Lake Volta

Water type: Artificial lake
Continent: Africa
Climate: Tropical
Country: Ghana

Lake Volta, the largest artificial reservoir in the world based on surface area, is contained behind the Akosombo Dam which generates a substantial amount of  electricity. It is completely within the country of Ghana and has a surface area of 8,502 square kilometres (3,282+1⁄2 sq mi). It extends from Akosombo in the south to the northern part of the country.

Geography
Lake Volta lies along the Prime meridian, and just six degrees of latitude north of the Equator. The lake’s northernmost point is close to the town of Yapei, and its southernmost extreme is at the Akosombo Dam, 520 km (320 mi) downstream from Yapei. Akosombo Dam holds back both the White Volta River and the Black Volta River, which formerly converged where the middle of the reservoir now lies, to form the single Volta River. The present Volta River flows from the outlets of the dam’s powerhouse and spillways to the Atlantic Ocean in southern Ghana.

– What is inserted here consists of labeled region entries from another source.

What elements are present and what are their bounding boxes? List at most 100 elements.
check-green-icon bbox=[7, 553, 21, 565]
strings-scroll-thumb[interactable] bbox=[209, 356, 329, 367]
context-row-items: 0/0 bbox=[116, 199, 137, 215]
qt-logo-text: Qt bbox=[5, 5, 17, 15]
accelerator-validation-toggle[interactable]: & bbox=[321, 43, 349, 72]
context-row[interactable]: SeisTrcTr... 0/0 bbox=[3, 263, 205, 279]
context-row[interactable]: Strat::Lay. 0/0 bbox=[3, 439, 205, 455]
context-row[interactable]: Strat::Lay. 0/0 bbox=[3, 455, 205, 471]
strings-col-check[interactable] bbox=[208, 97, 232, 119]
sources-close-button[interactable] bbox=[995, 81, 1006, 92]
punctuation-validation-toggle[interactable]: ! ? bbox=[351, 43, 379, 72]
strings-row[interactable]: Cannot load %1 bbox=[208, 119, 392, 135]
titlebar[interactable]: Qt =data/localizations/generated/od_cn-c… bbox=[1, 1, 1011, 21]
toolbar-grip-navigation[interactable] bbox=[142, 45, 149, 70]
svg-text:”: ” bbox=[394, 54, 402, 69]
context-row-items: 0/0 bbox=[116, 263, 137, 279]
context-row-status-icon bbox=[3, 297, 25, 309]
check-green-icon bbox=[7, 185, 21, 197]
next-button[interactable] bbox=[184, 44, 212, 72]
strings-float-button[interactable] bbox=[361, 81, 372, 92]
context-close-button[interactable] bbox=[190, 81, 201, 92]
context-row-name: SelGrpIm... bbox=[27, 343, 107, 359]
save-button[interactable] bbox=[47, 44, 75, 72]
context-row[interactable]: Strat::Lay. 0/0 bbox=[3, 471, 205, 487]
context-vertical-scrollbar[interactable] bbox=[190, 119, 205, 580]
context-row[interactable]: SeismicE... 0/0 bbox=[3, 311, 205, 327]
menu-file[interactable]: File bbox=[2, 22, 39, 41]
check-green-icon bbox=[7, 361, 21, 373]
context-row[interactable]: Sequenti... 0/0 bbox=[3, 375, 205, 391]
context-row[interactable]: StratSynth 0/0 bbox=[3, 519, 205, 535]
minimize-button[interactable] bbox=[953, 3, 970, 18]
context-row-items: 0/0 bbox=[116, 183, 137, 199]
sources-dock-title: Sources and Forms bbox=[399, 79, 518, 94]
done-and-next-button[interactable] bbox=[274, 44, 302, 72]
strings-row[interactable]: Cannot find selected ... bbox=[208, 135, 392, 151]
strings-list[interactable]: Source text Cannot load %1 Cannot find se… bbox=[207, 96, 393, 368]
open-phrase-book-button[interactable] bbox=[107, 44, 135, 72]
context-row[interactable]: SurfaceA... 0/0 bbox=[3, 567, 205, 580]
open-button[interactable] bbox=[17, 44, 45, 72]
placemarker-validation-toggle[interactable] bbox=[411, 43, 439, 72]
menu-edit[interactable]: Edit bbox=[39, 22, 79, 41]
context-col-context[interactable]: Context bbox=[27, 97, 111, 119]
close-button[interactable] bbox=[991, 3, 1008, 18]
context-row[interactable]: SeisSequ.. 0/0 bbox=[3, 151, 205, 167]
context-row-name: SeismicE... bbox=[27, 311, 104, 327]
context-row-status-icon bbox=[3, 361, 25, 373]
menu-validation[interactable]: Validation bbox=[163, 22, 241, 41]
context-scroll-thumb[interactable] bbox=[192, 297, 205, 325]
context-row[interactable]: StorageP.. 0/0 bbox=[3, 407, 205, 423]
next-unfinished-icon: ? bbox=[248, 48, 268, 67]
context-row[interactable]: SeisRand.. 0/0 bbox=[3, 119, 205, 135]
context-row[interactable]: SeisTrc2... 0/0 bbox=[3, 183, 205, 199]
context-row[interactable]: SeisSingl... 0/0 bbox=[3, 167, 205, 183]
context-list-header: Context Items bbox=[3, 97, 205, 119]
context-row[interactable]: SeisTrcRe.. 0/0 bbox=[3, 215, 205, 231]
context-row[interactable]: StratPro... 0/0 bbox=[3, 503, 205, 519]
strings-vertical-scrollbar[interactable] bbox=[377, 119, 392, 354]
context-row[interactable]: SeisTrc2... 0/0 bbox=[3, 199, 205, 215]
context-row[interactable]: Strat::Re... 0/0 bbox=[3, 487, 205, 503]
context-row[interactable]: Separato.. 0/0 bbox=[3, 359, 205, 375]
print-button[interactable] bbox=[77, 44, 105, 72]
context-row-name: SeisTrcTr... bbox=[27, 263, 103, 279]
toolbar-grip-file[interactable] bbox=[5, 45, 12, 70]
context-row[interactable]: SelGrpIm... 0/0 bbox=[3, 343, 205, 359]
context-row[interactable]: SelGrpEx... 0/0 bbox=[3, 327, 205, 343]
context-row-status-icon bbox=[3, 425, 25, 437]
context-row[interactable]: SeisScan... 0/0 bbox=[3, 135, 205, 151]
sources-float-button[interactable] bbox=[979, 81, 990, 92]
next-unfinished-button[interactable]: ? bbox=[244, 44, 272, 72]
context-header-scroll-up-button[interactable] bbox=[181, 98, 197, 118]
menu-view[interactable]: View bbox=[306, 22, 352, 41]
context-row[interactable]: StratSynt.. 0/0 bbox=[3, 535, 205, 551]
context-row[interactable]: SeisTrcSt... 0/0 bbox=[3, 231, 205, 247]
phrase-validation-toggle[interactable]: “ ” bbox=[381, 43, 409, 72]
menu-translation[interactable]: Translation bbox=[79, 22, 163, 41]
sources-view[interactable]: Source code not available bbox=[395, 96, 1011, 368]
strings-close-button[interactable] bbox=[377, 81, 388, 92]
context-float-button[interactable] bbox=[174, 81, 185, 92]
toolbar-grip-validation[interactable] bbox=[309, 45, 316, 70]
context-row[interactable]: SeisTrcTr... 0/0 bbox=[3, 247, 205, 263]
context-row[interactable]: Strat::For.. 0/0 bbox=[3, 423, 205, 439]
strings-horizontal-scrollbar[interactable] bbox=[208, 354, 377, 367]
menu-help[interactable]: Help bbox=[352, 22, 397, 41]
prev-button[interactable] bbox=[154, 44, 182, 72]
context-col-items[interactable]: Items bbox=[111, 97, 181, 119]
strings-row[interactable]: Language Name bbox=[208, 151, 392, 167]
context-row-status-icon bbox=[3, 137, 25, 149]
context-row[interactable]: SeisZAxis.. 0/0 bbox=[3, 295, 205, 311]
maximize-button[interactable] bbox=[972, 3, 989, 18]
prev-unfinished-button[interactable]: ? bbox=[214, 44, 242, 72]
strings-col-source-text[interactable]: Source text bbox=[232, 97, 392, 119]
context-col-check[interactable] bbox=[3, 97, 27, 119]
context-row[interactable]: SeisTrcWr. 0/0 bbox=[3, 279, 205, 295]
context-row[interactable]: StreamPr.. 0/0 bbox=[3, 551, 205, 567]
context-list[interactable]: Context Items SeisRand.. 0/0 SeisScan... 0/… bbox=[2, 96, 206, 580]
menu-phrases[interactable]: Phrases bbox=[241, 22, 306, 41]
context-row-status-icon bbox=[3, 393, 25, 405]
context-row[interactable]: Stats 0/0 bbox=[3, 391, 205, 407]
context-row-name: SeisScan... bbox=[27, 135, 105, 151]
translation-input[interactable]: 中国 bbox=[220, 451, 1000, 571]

The main islands within the lake are Dodi, Dwarf, and Kporve.

Digya National Park lies on part of the lake’s western shore.

History
The lake was formed by the Akosombo Dam, which was originally conceived by the geologist Albert Ernest Kitson in 1915, but whose construction only began in 1961 with completion in 1965. Because of the formation of Lake Volta, about 78,000 people were relocated to new towns and villages, along with 200,000 animals belonging to them. About 120 buildings were destroyed, not including small residences, and over 7,800 km2 (3,000 sq mi) of territory were flooded.

Child slavery

During a scouting trip to Ghana in 2013, a small team of IJM investigators spent about a month interviewing children and boat masters on Lake Volta. The lake is the world’s largest man-made reservoir—over 600 miles wide. Nearly 50,000 children work in the country’s fishing industry, and most of these work at Lake Volta.

The stories the investigative team collected were shocking. Boys who should have been in kindergarten were instead working 12-plus hours a day. Seven days a week. Their legs were covered in thick scars from motor accidents and dangerous fish, and their hands were calloused and hard from pulling rope and mending nets. They were malnourished yet had overly developed muscles from years of manual labor.

The IJM team spoke to hundreds of boys and estimated that well over half had been sold into slavery.